Exports of raw cashew nut increased from 9.03% in 2017 and shot up to 17.92% in 2018, however, exports declined to 11.95% and saw a further decline in 2020 by 11.01%.
Data provided by the Ghana Exports Promotion Authority (GEPA) indicate that the major importers of these raw cashew nuts in 2020 were from the North America (US$114,000), Europe (US$192,000) and Asia (US$340,355 million).
Specifically, of all exports to Asia, Vietnam was the highest importing country of RCN (58%), followed by India which imported 41 per cent of total exports to the region and others (1%). Also, of all exports to Europe, UK was the highest importer of RCN (99%) and other countries (1%). In the North American region, Canada was the only country that imported RCN, representing 100% of all exports to the region.
Against this backdrop, cashew production has been increasing since 2016 until production peaked in 2018 and declined subsequently in 2019. Production increased from 78,268 metric tonnes (MT) in 2016, and then increased to 90,000 MT in 2017 reaching a new high of 102,531 MT in 2018. However, production declined subsequently to 85,962 MT.

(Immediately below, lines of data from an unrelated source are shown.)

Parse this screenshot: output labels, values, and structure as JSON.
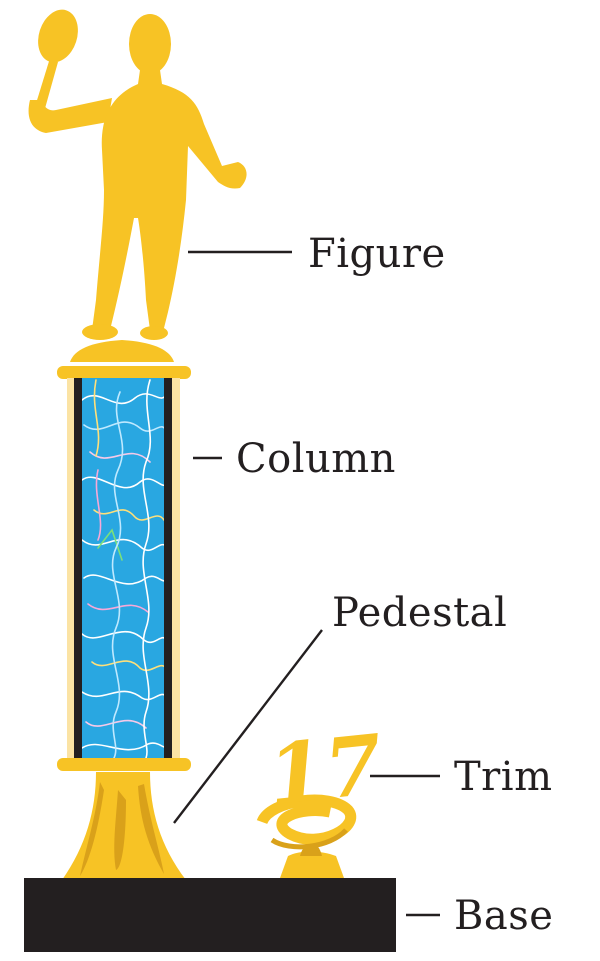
{
  "labels": {
    "figure": "Figure",
    "column": "Column",
    "pedestal": "Pedestal",
    "trim": "Trim",
    "base": "Base"
  },
  "trim_number": "17",
  "colors": {
    "gold": "#f7c325",
    "gold_dark": "#d9a11a",
    "column_blue": "#29a7e1",
    "base_black": "#231f20",
    "line": "#231f20"
  }
}
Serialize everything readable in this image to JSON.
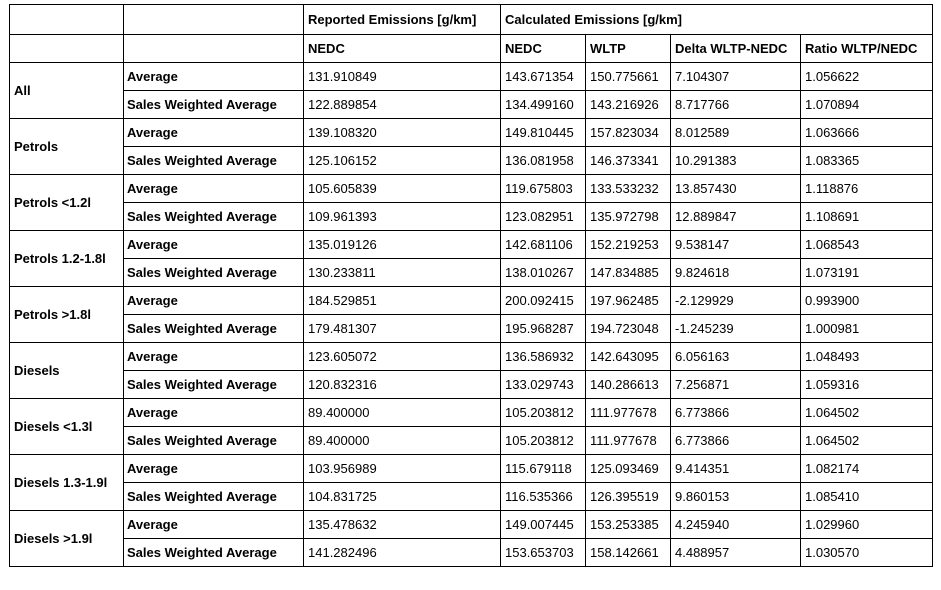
{
  "header": {
    "reported_group": "Reported Emissions [g/km]",
    "calculated_group": "Calculated Emissions [g/km]",
    "columns": [
      "NEDC",
      "NEDC",
      "WLTP",
      "Delta WLTP-NEDC",
      "Ratio WLTP/NEDC"
    ]
  },
  "groups": [
    {
      "name": "All",
      "rows": [
        {
          "metric": "Average",
          "values": [
            "131.910849",
            "143.671354",
            "150.775661",
            "7.104307",
            "1.056622"
          ]
        },
        {
          "metric": "Sales Weighted Average",
          "values": [
            "122.889854",
            "134.499160",
            "143.216926",
            "8.717766",
            "1.070894"
          ]
        }
      ]
    },
    {
      "name": "Petrols",
      "rows": [
        {
          "metric": "Average",
          "values": [
            "139.108320",
            "149.810445",
            "157.823034",
            "8.012589",
            "1.063666"
          ]
        },
        {
          "metric": "Sales Weighted Average",
          "values": [
            "125.106152",
            "136.081958",
            "146.373341",
            "10.291383",
            "1.083365"
          ]
        }
      ]
    },
    {
      "name": "Petrols <1.2l",
      "rows": [
        {
          "metric": "Average",
          "values": [
            "105.605839",
            "119.675803",
            "133.533232",
            "13.857430",
            "1.118876"
          ]
        },
        {
          "metric": "Sales Weighted Average",
          "values": [
            "109.961393",
            "123.082951",
            "135.972798",
            "12.889847",
            "1.108691"
          ]
        }
      ]
    },
    {
      "name": "Petrols 1.2-1.8l",
      "rows": [
        {
          "metric": "Average",
          "values": [
            "135.019126",
            "142.681106",
            "152.219253",
            "9.538147",
            "1.068543"
          ]
        },
        {
          "metric": "Sales Weighted Average",
          "values": [
            "130.233811",
            "138.010267",
            "147.834885",
            "9.824618",
            "1.073191"
          ]
        }
      ]
    },
    {
      "name": "Petrols >1.8l",
      "rows": [
        {
          "metric": "Average",
          "values": [
            "184.529851",
            "200.092415",
            "197.962485",
            "-2.129929",
            "0.993900"
          ]
        },
        {
          "metric": "Sales Weighted Average",
          "values": [
            "179.481307",
            "195.968287",
            "194.723048",
            "-1.245239",
            "1.000981"
          ]
        }
      ]
    },
    {
      "name": "Diesels",
      "rows": [
        {
          "metric": "Average",
          "values": [
            "123.605072",
            "136.586932",
            "142.643095",
            "6.056163",
            "1.048493"
          ]
        },
        {
          "metric": "Sales Weighted Average",
          "values": [
            "120.832316",
            "133.029743",
            "140.286613",
            "7.256871",
            "1.059316"
          ]
        }
      ]
    },
    {
      "name": "Diesels <1.3l",
      "rows": [
        {
          "metric": "Average",
          "values": [
            "89.400000",
            "105.203812",
            "111.977678",
            "6.773866",
            "1.064502"
          ]
        },
        {
          "metric": "Sales Weighted Average",
          "values": [
            "89.400000",
            "105.203812",
            "111.977678",
            "6.773866",
            "1.064502"
          ]
        }
      ]
    },
    {
      "name": "Diesels 1.3-1.9l",
      "rows": [
        {
          "metric": "Average",
          "values": [
            "103.956989",
            "115.679118",
            "125.093469",
            "9.414351",
            "1.082174"
          ]
        },
        {
          "metric": "Sales Weighted Average",
          "values": [
            "104.831725",
            "116.535366",
            "126.395519",
            "9.860153",
            "1.085410"
          ]
        }
      ]
    },
    {
      "name": "Diesels >1.9l",
      "rows": [
        {
          "metric": "Average",
          "values": [
            "135.478632",
            "149.007445",
            "153.253385",
            "4.245940",
            "1.029960"
          ]
        },
        {
          "metric": "Sales Weighted Average",
          "values": [
            "141.282496",
            "153.653703",
            "158.142661",
            "4.488957",
            "1.030570"
          ]
        }
      ]
    }
  ]
}
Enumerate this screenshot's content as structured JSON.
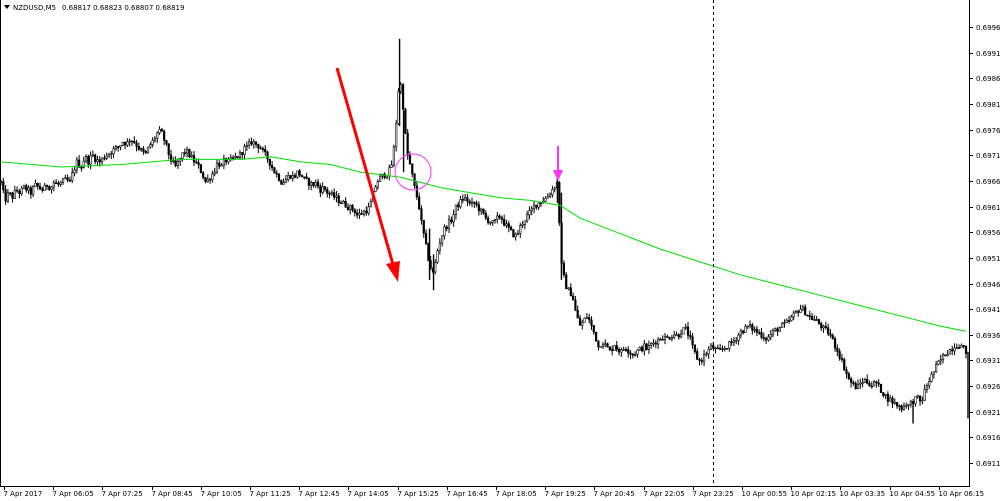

Imports of raw cashew nut to Ghana’s top ten countries have raked in an average of US$272,928,000 since 2018 to the country, with the top two importing countries- Vietnam and India contributing so much to this pie.
This notwithstanding, the value of exports have been declining over the period given available data. This is attributed to price volatilities throughout the period under review (2016-2020). This is a worrying trend as shocks from the world market adversely affects the value of raw cashew exports.
Value-Addition is the way to go
In a recent UNCTAD publication, Ghana’s export capacity of raw cashew nut classified it as the third largest exporter of raw cashew nut. Ghana loses out big on the potential of cashing in on adding value to its raw cashew nut produced.
However, Ghana’s top two Asian importers- Vietnam and India process the raw cashew nut. In 2018, the export price of cashew kernels from India to the European Union reached about 3.5 times more than the price paid on exports of raw cashew nut. Meanwhile, more than 80 per cent of Ghana’s raw cashew nut is exported to these top two Asian countries.
After secondary processing in the EU, the price of kernels reached about 2.5 times higher than when exported from India. And about 8.5 times higher than when exported in its raw form.
According to the UNCTAD data, 60 per cent of traded kernels are roasted, salted, packaged and consumed as a snack. Better still kernels are used for ingredients in some drinks, bars or other products.
Value addition is woefully lacking in most of Ghana’s commodity exports, and more so in the cashew value chain.
Considering the impact of the Covid-19 pandemic on the global economy and more specifically on commodity dependent economies in terms of worsening price shocks, value addition must be championed aggressively.
It is not enough to be among the major exporters of cashew nut, but preferably revenue sources from the commodity should be diversified in order to cash in big from the commodity.